BPI’s thrust: digitalization, customer obsession and sustainability

Published May 16, 2022, 12:05 AM

by Ignacio R. Bunye

SPEAKING OUT

Ignacio R. Bunye

The Bank of the Philippine Islands (BPI) recently held its annual stockholders meeting with the theme of reinvention as the Ayala-led bank outlined a strategy focused on customer obsession, digitalization and sustainability.

BPI President and CEO Jose Teodoro “TG” K. Limcaoco told BPI stockholders that the bank “will continue to reinvent banking so that we can better serve the evolving needs of our clients” and that “digitalization, customer obsession and sustainability remain to be our focus as we move forward to a post-pandemic environment.”

Digitalization

Limcaoco reported that while many companies purposely reduced expenses during the pandemic, BPI spent nearly P9 billion or about nine percent of total revenue in 2021 on technology, including new digital initiatives such as building and improving customer engagement platforms and onboarding new partners in its open banking business.

In October 2021, BPI announced plans to acquire and engage clients through seven customer engagement platforms, each specifically designed to fulfill the banking needs of a particular segment. Five platforms—BPI Online, BPI Mobile, BPI Trade, BizLink, and BanKo app—are already available today, with two more slated for release this year.

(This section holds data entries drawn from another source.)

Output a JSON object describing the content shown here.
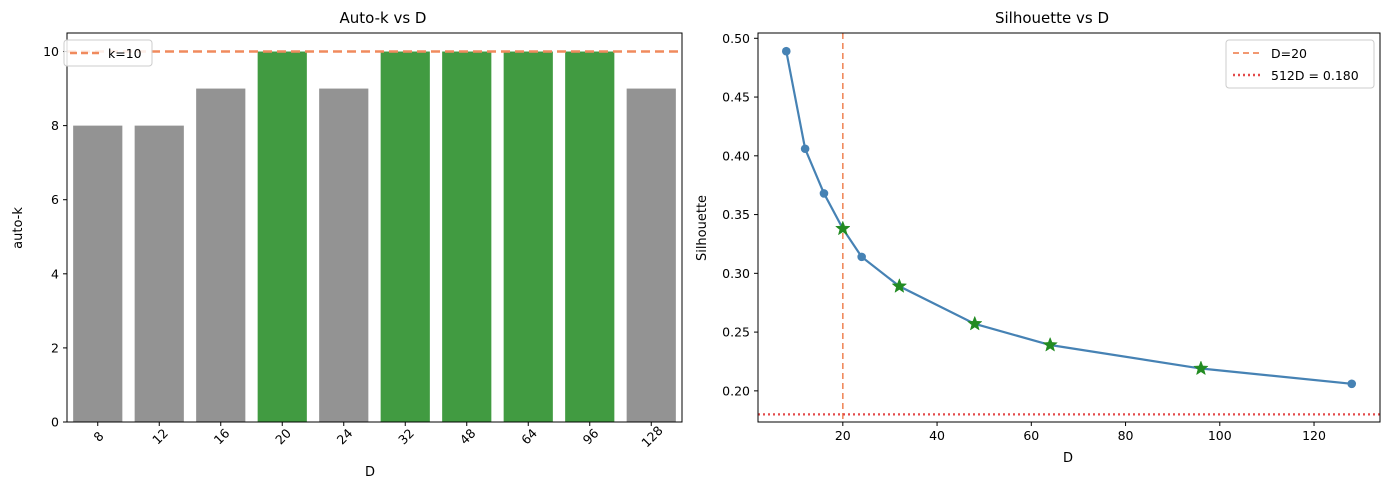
{
  "chart_data": [
    {
      "type": "bar",
      "title": "Auto-k vs D",
      "xlabel": "D",
      "ylabel": "auto-k",
      "categories": [
        "8",
        "12",
        "16",
        "20",
        "24",
        "32",
        "48",
        "64",
        "96",
        "128"
      ],
      "values": [
        8,
        8,
        9,
        10,
        9,
        10,
        10,
        10,
        10,
        9
      ],
      "bar_colors": [
        "#939393",
        "#939393",
        "#939393",
        "#419b41",
        "#939393",
        "#419b41",
        "#419b41",
        "#419b41",
        "#419b41",
        "#939393"
      ],
      "ylim": [
        0,
        10.5
      ],
      "yticks": [
        "0",
        "2",
        "4",
        "6",
        "8",
        "10"
      ],
      "hline": {
        "y": 10,
        "label": "k=10",
        "color": "#f08a5d",
        "style": "dashed"
      },
      "legend_position": "top-left",
      "grid": false
    },
    {
      "type": "line",
      "title": "Silhouette vs D",
      "xlabel": "D",
      "ylabel": "Silhouette",
      "x": [
        8,
        12,
        16,
        20,
        24,
        32,
        48,
        64,
        96,
        128
      ],
      "y": [
        0.489,
        0.406,
        0.368,
        0.338,
        0.314,
        0.289,
        0.257,
        0.239,
        0.219,
        0.206
      ],
      "star_points_x": [
        20,
        32,
        48,
        64,
        96
      ],
      "line_color": "#4682b4",
      "star_color": "#228b22",
      "xlim": [
        2,
        134
      ],
      "ylim": [
        0.1735,
        0.5045
      ],
      "xticks": [
        "20",
        "40",
        "60",
        "80",
        "100",
        "120"
      ],
      "yticks": [
        "0.20",
        "0.25",
        "0.30",
        "0.35",
        "0.40",
        "0.45",
        "0.50"
      ],
      "vline": {
        "x": 20,
        "label": "D=20",
        "color": "#f08a5d",
        "style": "dashed"
      },
      "hline": {
        "y": 0.18,
        "label": "512D = 0.180",
        "color": "#e34a4a",
        "style": "dotted"
      },
      "legend_position": "top-right",
      "grid": false
    }
  ]
}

BPI’s ongoing digitalization journey continues to reinvent the customer interaction and experience. As of 2021, 4.9 million of its 8.46 million client base were enrolled in digital channels. Of the number, 3.24 million were active, up 20 percent from the previous year. BPI also has a growing list of over 80 API partners covering nearly 800 products and services, with over 100 million transactions in 2021, a 75 percent growth from the previous year.

Customer Obsession

Limcaoco reported that the BPI workforce also seeks to be “heroes for its customers” with a shift in mindset. In 2021, BPI created a new position for a chief customer and marketing officer, whose job is to put customer needs first. The bank also launched a concise version of its core values wherein everyone in the bank must be N.I.C.E, which touches on the need to be nurturing, acting with Integrity, being customer obsessed, and acting with excellence.

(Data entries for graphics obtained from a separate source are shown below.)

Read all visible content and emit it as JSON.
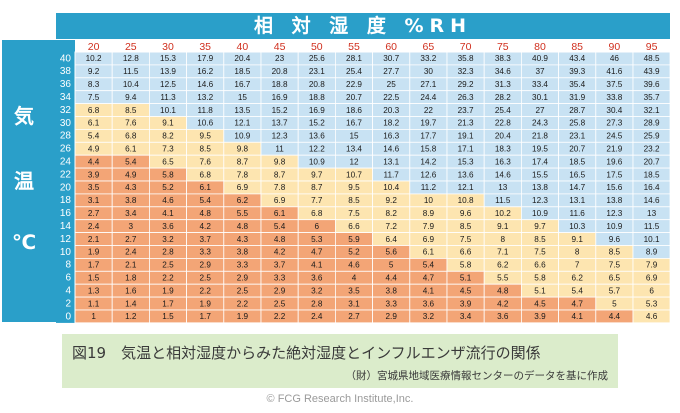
{
  "chart_data": {
    "type": "table",
    "title": "相 対 湿 度 %RH",
    "row_label_chars": [
      "気",
      "温",
      "℃"
    ],
    "columns": [
      20,
      25,
      30,
      35,
      40,
      45,
      50,
      55,
      60,
      65,
      70,
      75,
      80,
      85,
      90,
      95
    ],
    "rows": [
      40,
      38,
      36,
      34,
      32,
      30,
      28,
      26,
      24,
      22,
      20,
      18,
      16,
      14,
      12,
      10,
      8,
      6,
      4,
      2,
      0
    ],
    "values": [
      [
        "10.2",
        "12.8",
        "15.3",
        "17.9",
        "20.4",
        "23",
        "25.6",
        "28.1",
        "30.7",
        "33.2",
        "35.8",
        "38.3",
        "40.9",
        "43.4",
        "46",
        "48.5"
      ],
      [
        "9.2",
        "11.5",
        "13.9",
        "16.2",
        "18.5",
        "20.8",
        "23.1",
        "25.4",
        "27.7",
        "30",
        "32.3",
        "34.6",
        "37",
        "39.3",
        "41.6",
        "43.9"
      ],
      [
        "8.3",
        "10.4",
        "12.5",
        "14.6",
        "16.7",
        "18.8",
        "20.8",
        "22.9",
        "25",
        "27.1",
        "29.2",
        "31.3",
        "33.4",
        "35.4",
        "37.5",
        "39.6"
      ],
      [
        "7.5",
        "9.4",
        "11.3",
        "13.2",
        "15",
        "16.9",
        "18.8",
        "20.7",
        "22.5",
        "24.4",
        "26.3",
        "28.2",
        "30.1",
        "31.9",
        "33.8",
        "35.7"
      ],
      [
        "6.8",
        "8.5",
        "10.1",
        "11.8",
        "13.5",
        "15.2",
        "16.9",
        "18.6",
        "20.3",
        "22",
        "23.7",
        "25.4",
        "27",
        "28.7",
        "30.4",
        "32.1"
      ],
      [
        "6.1",
        "7.6",
        "9.1",
        "10.6",
        "12.1",
        "13.7",
        "15.2",
        "16.7",
        "18.2",
        "19.7",
        "21.3",
        "22.8",
        "24.3",
        "25.8",
        "27.3",
        "28.9"
      ],
      [
        "5.4",
        "6.8",
        "8.2",
        "9.5",
        "10.9",
        "12.3",
        "13.6",
        "15",
        "16.3",
        "17.7",
        "19.1",
        "20.4",
        "21.8",
        "23.1",
        "24.5",
        "25.9"
      ],
      [
        "4.9",
        "6.1",
        "7.3",
        "8.5",
        "9.8",
        "11",
        "12.2",
        "13.4",
        "14.6",
        "15.8",
        "17.1",
        "18.3",
        "19.5",
        "20.7",
        "21.9",
        "23.2"
      ],
      [
        "4.4",
        "5.4",
        "6.5",
        "7.6",
        "8.7",
        "9.8",
        "10.9",
        "12",
        "13.1",
        "14.2",
        "15.3",
        "16.3",
        "17.4",
        "18.5",
        "19.6",
        "20.7"
      ],
      [
        "3.9",
        "4.9",
        "5.8",
        "6.8",
        "7.8",
        "8.7",
        "9.7",
        "10.7",
        "11.7",
        "12.6",
        "13.6",
        "14.6",
        "15.5",
        "16.5",
        "17.5",
        "18.5"
      ],
      [
        "3.5",
        "4.3",
        "5.2",
        "6.1",
        "6.9",
        "7.8",
        "8.7",
        "9.5",
        "10.4",
        "11.2",
        "12.1",
        "13",
        "13.8",
        "14.7",
        "15.6",
        "16.4"
      ],
      [
        "3.1",
        "3.8",
        "4.6",
        "5.4",
        "6.2",
        "6.9",
        "7.7",
        "8.5",
        "9.2",
        "10",
        "10.8",
        "11.5",
        "12.3",
        "13.1",
        "13.8",
        "14.6"
      ],
      [
        "2.7",
        "3.4",
        "4.1",
        "4.8",
        "5.5",
        "6.1",
        "6.8",
        "7.5",
        "8.2",
        "8.9",
        "9.6",
        "10.2",
        "10.9",
        "11.6",
        "12.3",
        "13"
      ],
      [
        "2.4",
        "3",
        "3.6",
        "4.2",
        "4.8",
        "5.4",
        "6",
        "6.6",
        "7.2",
        "7.9",
        "8.5",
        "9.1",
        "9.7",
        "10.3",
        "10.9",
        "11.5"
      ],
      [
        "2.1",
        "2.7",
        "3.2",
        "3.7",
        "4.3",
        "4.8",
        "5.3",
        "5.9",
        "6.4",
        "6.9",
        "7.5",
        "8",
        "8.5",
        "9.1",
        "9.6",
        "10.1"
      ],
      [
        "1.9",
        "2.4",
        "2.8",
        "3.3",
        "3.8",
        "4.2",
        "4.7",
        "5.2",
        "5.6",
        "6.1",
        "6.6",
        "7.1",
        "7.5",
        "8",
        "8.5",
        "8.9"
      ],
      [
        "1.7",
        "2.1",
        "2.5",
        "2.9",
        "3.3",
        "3.7",
        "4.1",
        "4.6",
        "5",
        "5.4",
        "5.8",
        "6.2",
        "6.6",
        "7",
        "7.5",
        "7.9"
      ],
      [
        "1.5",
        "1.8",
        "2.2",
        "2.5",
        "2.9",
        "3.3",
        "3.6",
        "4",
        "4.4",
        "4.7",
        "5.1",
        "5.5",
        "5.8",
        "6.2",
        "6.5",
        "6.9"
      ],
      [
        "1.3",
        "1.6",
        "1.9",
        "2.2",
        "2.5",
        "2.9",
        "3.2",
        "3.5",
        "3.8",
        "4.1",
        "4.5",
        "4.8",
        "5.1",
        "5.4",
        "5.7",
        "6"
      ],
      [
        "1.1",
        "1.4",
        "1.7",
        "1.9",
        "2.2",
        "2.5",
        "2.8",
        "3.1",
        "3.3",
        "3.6",
        "3.9",
        "4.2",
        "4.5",
        "4.7",
        "5",
        "5.3"
      ],
      [
        "1",
        "1.2",
        "1.5",
        "1.7",
        "1.9",
        "2.2",
        "2.4",
        "2.7",
        "2.9",
        "3.2",
        "3.4",
        "3.6",
        "3.9",
        "4.1",
        "4.4",
        "4.6"
      ]
    ],
    "zones": [
      [
        2,
        2,
        2,
        2,
        2,
        2,
        2,
        2,
        2,
        2,
        2,
        2,
        2,
        2,
        2,
        2
      ],
      [
        2,
        2,
        2,
        2,
        2,
        2,
        2,
        2,
        2,
        2,
        2,
        2,
        2,
        2,
        2,
        2
      ],
      [
        2,
        2,
        2,
        2,
        2,
        2,
        2,
        2,
        2,
        2,
        2,
        2,
        2,
        2,
        2,
        2
      ],
      [
        2,
        2,
        2,
        2,
        2,
        2,
        2,
        2,
        2,
        2,
        2,
        2,
        2,
        2,
        2,
        2
      ],
      [
        1,
        1,
        2,
        2,
        2,
        2,
        2,
        2,
        2,
        2,
        2,
        2,
        2,
        2,
        2,
        2
      ],
      [
        1,
        1,
        1,
        2,
        2,
        2,
        2,
        2,
        2,
        2,
        2,
        2,
        2,
        2,
        2,
        2
      ],
      [
        1,
        1,
        1,
        1,
        2,
        2,
        2,
        2,
        2,
        2,
        2,
        2,
        2,
        2,
        2,
        2
      ],
      [
        1,
        1,
        1,
        1,
        1,
        2,
        2,
        2,
        2,
        2,
        2,
        2,
        2,
        2,
        2,
        2
      ],
      [
        0,
        0,
        1,
        1,
        1,
        1,
        2,
        2,
        2,
        2,
        2,
        2,
        2,
        2,
        2,
        2
      ],
      [
        0,
        0,
        0,
        1,
        1,
        1,
        1,
        1,
        2,
        2,
        2,
        2,
        2,
        2,
        2,
        2
      ],
      [
        0,
        0,
        0,
        0,
        1,
        1,
        1,
        1,
        1,
        2,
        2,
        2,
        2,
        2,
        2,
        2
      ],
      [
        0,
        0,
        0,
        0,
        0,
        1,
        1,
        1,
        1,
        1,
        1,
        2,
        2,
        2,
        2,
        2
      ],
      [
        0,
        0,
        0,
        0,
        0,
        0,
        1,
        1,
        1,
        1,
        1,
        1,
        2,
        2,
        2,
        2
      ],
      [
        0,
        0,
        0,
        0,
        0,
        0,
        0,
        1,
        1,
        1,
        1,
        1,
        1,
        2,
        2,
        2
      ],
      [
        0,
        0,
        0,
        0,
        0,
        0,
        0,
        0,
        1,
        1,
        1,
        1,
        1,
        1,
        2,
        2
      ],
      [
        0,
        0,
        0,
        0,
        0,
        0,
        0,
        0,
        0,
        1,
        1,
        1,
        1,
        1,
        1,
        2
      ],
      [
        0,
        0,
        0,
        0,
        0,
        0,
        0,
        0,
        0,
        0,
        1,
        1,
        1,
        1,
        1,
        1
      ],
      [
        0,
        0,
        0,
        0,
        0,
        0,
        0,
        0,
        0,
        0,
        0,
        1,
        1,
        1,
        1,
        1
      ],
      [
        0,
        0,
        0,
        0,
        0,
        0,
        0,
        0,
        0,
        0,
        0,
        0,
        1,
        1,
        1,
        1
      ],
      [
        0,
        0,
        0,
        0,
        0,
        0,
        0,
        0,
        0,
        0,
        0,
        0,
        0,
        0,
        1,
        1
      ],
      [
        0,
        0,
        0,
        0,
        0,
        0,
        0,
        0,
        0,
        0,
        0,
        0,
        0,
        0,
        0,
        1
      ]
    ],
    "zone_colors": [
      "#f3a576",
      "#fde5b0",
      "#c8e2f3"
    ]
  },
  "colors": {
    "header_bg": "#2a9fc9",
    "row_header_bg": "#2a9fc9",
    "column_label": "#d0301f"
  },
  "caption": {
    "title": "図19　気温と相対湿度からみた絶対湿度とインフルエンザ流行の関係",
    "source": "（財）宮城県地域医療情報センターのデータを基に作成"
  },
  "credit": "© FCG Research Institute,Inc."
}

BPI likewise strengthened its coverage of various client segments, by forming a consolidated consumer banking unit that focuses on providing relevant financial solutions to the retail market. Corporate banking continues to cater to large corporations, Business banking covers the small, and medium enterprises (SMEs), while banko, it’s microfinance unit, looks after the self-employed micro entrepreneurs (SEMEs).
Limcaoco acknowledged the role of BPI’s 19,000-strong workforce in delivering excellent financial solutions and service to clients. “They have stood by our customers throughout these challenging times, and they are very much the driving force behind the bank we have become,” he said.

Limcaoco also gave due credit to his immediate predecessor, Cezar “Bong” P. Consing, who led BPI from 2013 to 2021. “Under him we made great leaps in our digital journey without compromising the business values that define BPI. BPI is in a great position today because of the forward-looking decisions he made.”

Sustainability

BPI also affirmed its longstanding commitment to sustainability. Last year, it officially rolled out its sustainability agenda. As of end-2021, about 48 percent of the bank’s portfolio was tied to initiatives that contribute to the United Nations Sustainable Development Goals.

BPI is also the first and only Philippine bank to give a time-bound commitment to halve coal generation financing in its portfolio by 2026 and bring it down to zero by 2032. It also supports the Task Force on Climate-related Financial Disclosures (TCFD). BPI had also announced that it would no longer finance green-field coal power projects going forward. In addition, BPI pioneered the first energy transition financing (ETF) loan that would enable an existing coal plant to close 15 years ahead of its economic life.
These initiatives have drawn recognition for BPI in terms of economic, social, and governance (ESG) standards. MSCI, S&P Global, and Sustainalytics gave BPI the highest marks among Philippine banks in ESG ratings in 2021.

Strong performance

In the same annual stockholders meeting, BPI Chair Jaime Augusto Zobel de Ayala (JAZA) noted the strong performance of the bank in 2021, when it delivered a net income of P23.88 billion, up 11.5 percent compared to 2020. The bank’s return on equity also improved to 8.40 percent from 7.70 percent the year before.

“Overall, while the pandemic brought unprecedented challenges, we believe that BPI has responded exceptionally well and has become a much stronger institution,” JAZA said in his message to shareholders.

He cited how, despite the hardships it created, the pandemic has led to several meaningful developments. “For example, digitalization has unlocked new ways to interact and access products and services, while greater sensitivity and empathy towards issues of sustainability and fairness have been developed.”
He also observed positive signs of recovery taking place in the banking industry. After a 2.8 percent contraction in 2020, loan demand rebounded last year, posting a 4.1 percent growth.

“BPI aims to be a meaningful partner as we start our recovery from the Covid-19 pandemic and re-establish and reinforce the pillars that will once again put the country on the path to equitable progress,” JAZA said.